The Department of Women’s Intercollegiate Athletics was formed in July 1976 as a unit within the Division of Student Affairs. It subsequently reported to the chancellor and ceased to exist with the appointment of Dave Hart as vice chancellor and athletics director in September 2011, as the men’s and women’s intercollegiate athletics programs were combined into one entity. Joan Cronan, whose contract as director of Women’s Intercollegiate Athletics was extended until June 30, 2012, served as interim vice chancellor and director of both men’s and women’s athletics between the resignation of Mike Hamilton and the appointment of Dave Hart. The first athletics director for Women’s Intercollegiate Athletics (Gloria Ray) was appointed in 1976.
Women’s athletics was instituted in 1899 with sports such as rowing and tennis, under the direction of Anne Gibson of the women’s physical training staff. The first evidence of any basketball team—men’s or women’s—representing the university in intercollegiate competition is that of the varsity women’s team of 1903. This 12-member squad was the first of an eight-season run, ending in 1910. In 1920 intercollegiate women’s competition began again. But in 1926 women’s intercollegiate basketball was eliminated and other women’s intercollegiate sports followed—in favor of an intramural system that provided competition among classes, sororities, and dormitories. In 1959 East Tennessee State University sponsored an invitational volleyball team, and students in the Physical Education Department asked their instructor, Jean Wells, to take them to the competition. For the first time since 1926, women participated in team intercollegiate athletics, (the women’s intercollegiate rifle team had been formed in 1927), won the tournament, and brought home the first place trophy.

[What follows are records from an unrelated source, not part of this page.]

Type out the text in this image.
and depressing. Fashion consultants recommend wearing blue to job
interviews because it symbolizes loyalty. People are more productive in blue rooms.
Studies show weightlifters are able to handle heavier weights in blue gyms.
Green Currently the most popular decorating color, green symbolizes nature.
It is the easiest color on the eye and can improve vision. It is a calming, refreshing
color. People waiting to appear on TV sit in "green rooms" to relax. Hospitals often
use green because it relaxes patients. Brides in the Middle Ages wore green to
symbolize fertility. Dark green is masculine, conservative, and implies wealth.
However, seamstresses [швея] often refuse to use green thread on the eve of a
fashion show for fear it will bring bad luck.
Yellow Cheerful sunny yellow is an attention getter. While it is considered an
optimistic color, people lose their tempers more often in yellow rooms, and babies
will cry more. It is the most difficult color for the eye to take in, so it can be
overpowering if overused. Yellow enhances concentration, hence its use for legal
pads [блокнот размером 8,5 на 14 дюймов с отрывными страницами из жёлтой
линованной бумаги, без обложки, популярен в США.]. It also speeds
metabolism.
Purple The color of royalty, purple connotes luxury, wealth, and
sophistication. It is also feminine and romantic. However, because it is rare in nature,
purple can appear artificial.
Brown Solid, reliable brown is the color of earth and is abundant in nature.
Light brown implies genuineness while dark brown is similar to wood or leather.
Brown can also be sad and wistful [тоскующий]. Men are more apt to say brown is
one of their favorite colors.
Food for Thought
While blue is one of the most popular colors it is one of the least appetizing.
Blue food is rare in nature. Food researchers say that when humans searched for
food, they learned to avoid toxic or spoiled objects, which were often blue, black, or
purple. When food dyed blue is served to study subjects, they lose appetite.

In spring 1960, Nancy Lay, graduate student from the University of Richmond, reestablished the basketball program. Tennis returned in 1963. From 1963 to 1968, Lay and physical education instructor Jo Hobson coached all three (volleyball, basketball, and tennis) women’s intercollegiate sports without additional compensation. There were no athletics scholarships, but one exceptional athlete found an exception—in 1964 and 1965, Ann Baker (Furrow) joined the men’s golf team as the first woman to receive a full athletics scholarship (men’s) at UT.
In 1968 the women’s varsity teams placed themselves under the purview of the Recreation Department, operating as club sports, with Joan Cronan serving as head basketball coach from 1968 to 1970 and coaches and direction continuing to come from the Women’s Physical Education Department. In 1968 also, Tennessee initiated a tennis championship tournament, and in the fall educators organized the Tennessee College Women’s Sports Federation to serve as a governing body to promote women’s sports throughout the state. In 1972, when the Tennessee College Women’s Sports Federation (TCWSF) reorganized itself to become the Association for Intercollegiate Athletics for Women (AIAW), UT joined as one of 260 charter members of the organization.
One year after the 1972 enactment of Title IX of the Higher Education Act, the university accorded the women’s basketball and volleyball squads full recognition—on August 10, 1973. The Women’s Intercollegiate Athletics program officially began in 1976–77, with seven intercollegiate sports (basketball, field hockey, gymnastics, swimming and diving, tennis, track and field, and volleyball). In the inaugural year, the staff numbered 17 and a budget of $120,000 served approximately 75 athletes.